Once a person tests positive for Covid-19, they will receive a text, email alert or phone call from NHS Test and Trace within 24 hours. This will provide instructions of how to share details of the people they have been in close, recent contact with – including family or other people they live with, as well as people they have been in direct contact with, or within two metres of, for more than 15 minutes. They will also need to disclose places they have recently visited. Those testing positive must complete the entire 7-day period of self-isolation, while members of their household must complete a 14-day isolation period, from when the positive tested person first showed symptoms.
When I call a positive tested person on the phone via NHS Test and Trace, the service uses a single phone number: 0300 013 5000 and all the information provided to the service is held in strict confidence and will only be kept and used in line with the Data Protection Act 2018. The contact tracing team uses the information provided, along with online services and local public health experts, to identify the individuals they have had close contact with and alert those most at risk of having the virus that they need to self-isolate.
The training to be a contact tracer
Training involved reading a large amount of information from Public Health England, including 28 pieces of e-Learning, videos that guided me through the system, and modules with assessments including Information Governance, Safeguarding of Children and Safeguarding of Adults. There were also webinars to access to further learning.

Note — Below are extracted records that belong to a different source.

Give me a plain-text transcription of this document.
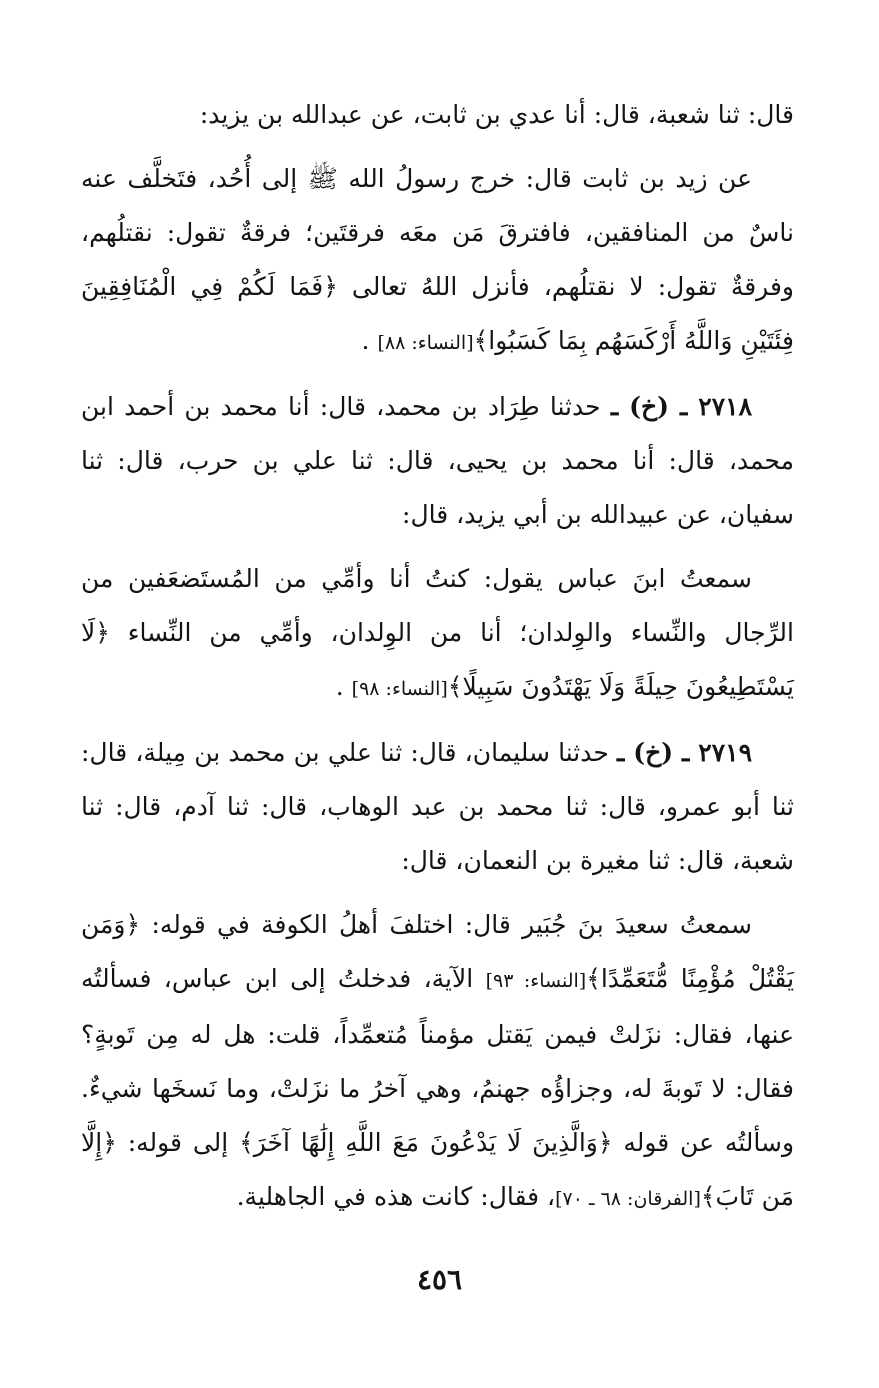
قال: ثنا شعبة، قال: أنا عدي بن ثابت، عن عبدالله بن يزيد:

عن زيد بن ثابت قال: خرج رسولُ الله ﷺ إلى أُحُد، فتَخلَّف عنه ناسٌ من المنافقين، فافترقَ مَن معَه فرقتَين؛ فرقةٌ تقول: نقتلُهم، وفرقةٌ تقول: لا نقتلُهم، فأنزل اللهُ تعالى ﴿فَمَا لَكُمْ فِي الْمُنَافِقِينَ فِئَتَيْنِ وَاللَّهُ أَرْكَسَهُم بِمَا كَسَبُوا﴾[النساء: ٨٨] .

٢٧١٨ ـ (خ) ـ حدثنا طِرَاد بن محمد، قال: أنا محمد بن أحمد ابن محمد، قال: أنا محمد بن يحيى، قال: ثنا علي بن حرب، قال: ثنا سفيان، عن عبيدالله بن أبي يزيد، قال:

سمعتُ ابنَ عباس يقول: كنتُ أنا وأمِّي من المُستَضعَفين من الرِّجال والنِّساء والوِلدان؛ أنا من الوِلدان، وأمِّي من النِّساء ﴿لَا يَسْتَطِيعُونَ حِيلَةً وَلَا يَهْتَدُونَ سَبِيلًا﴾[النساء: ٩٨] .

٢٧١٩ ـ (خ) ـ حدثنا سليمان، قال: ثنا علي بن محمد بن مِيلة، قال: ثنا أبو عمرو، قال: ثنا محمد بن عبد الوهاب، قال: ثنا آدم، قال: ثنا شعبة، قال: ثنا مغيرة بن النعمان، قال:

سمعتُ سعيدَ بنَ جُبَير قال: اختلفَ أهلُ الكوفة في قوله: ﴿وَمَن يَقْتُلْ مُؤْمِنًا مُّتَعَمِّدًا﴾[النساء: ٩٣] الآية، فدخلتُ إلى ابن عباس، فسألتُه عنها، فقال: نزَلتْ فيمن يَقتل مؤمناً مُتعمِّداً، قلت: هل له مِن تَوبةٍ؟ فقال: لا تَوبةَ له، وجزاؤُه جهنمُ، وهي آخرُ ما نزَلتْ، وما نَسخَها شيءٌ. وسألتُه عن قوله ﴿وَالَّذِينَ لَا يَدْعُونَ مَعَ اللَّهِ إِلَٰهًا آخَرَ﴾ إلى قوله: ﴿إِلَّا مَن تَابَ﴾[الفرقان: ٦٨ ـ ٧٠]، فقال: كانت هذه في الجاهلية.

٤٥٦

The training also includes practice scenarios, including situations to escalate to Tier 1 for tracing and management. For example, if I spoke to a Covid-19 positive person who had recently entered the country on a flight, I would gather their flight details and escalate up to Tier 1. Other examples that must be escalated include people have attended a day care centre for older or vulnerable people, care homes, schools, nurseries and prisons.
This new way of working has been quite challenging. Once I had my application accepted, I had many emails with instructions on how to download and access Amazon Work Space, more emails with passwords and passcodes for Contact Tracing and Advisory Service, Synergy, Sitel and Ring Central – all these systems integrate and are needed to be in place before I could start tracing. It was quite overwhelming at first to be using so many access codes, registration codes, passwords and usernames – all different details for each system and then changing all the information given once I was in the system to passwords of my choice.
Thankfully, I became aware of a small Queen’s Nurse WhatsApp group also working as contact tracers and going through the maze of accessing the systems like me. This group have been a lifeline to connect with. We problem-solve and support each other whilst we all get used to working from home and in isolation from other team members.
My many years of clinical experience as a nurse have definitely been beneficial to taking on this new role. When phoning a person with coronavirus, I introduce myself as a nurse and ask how they are doing. If they need extra support, I can signpost them to the appropriate organisation as all the details are on the screen in front of me. Reflecting during the last few weeks on some of the frustrations and complications in accessing the systems, I am acutely aware that these structures need to be secure as we are handling peoples’ private information and data.
As we continue to wrestle with this disease. I am looking forward to working with the NHS Test and Trace programme over the next few months. I hope that any potential infections will be tested and traced in a timely way in order for new transmissions to be isolated quickly and allow the vast majority of the population to be able to get on with their lives in a more normal way.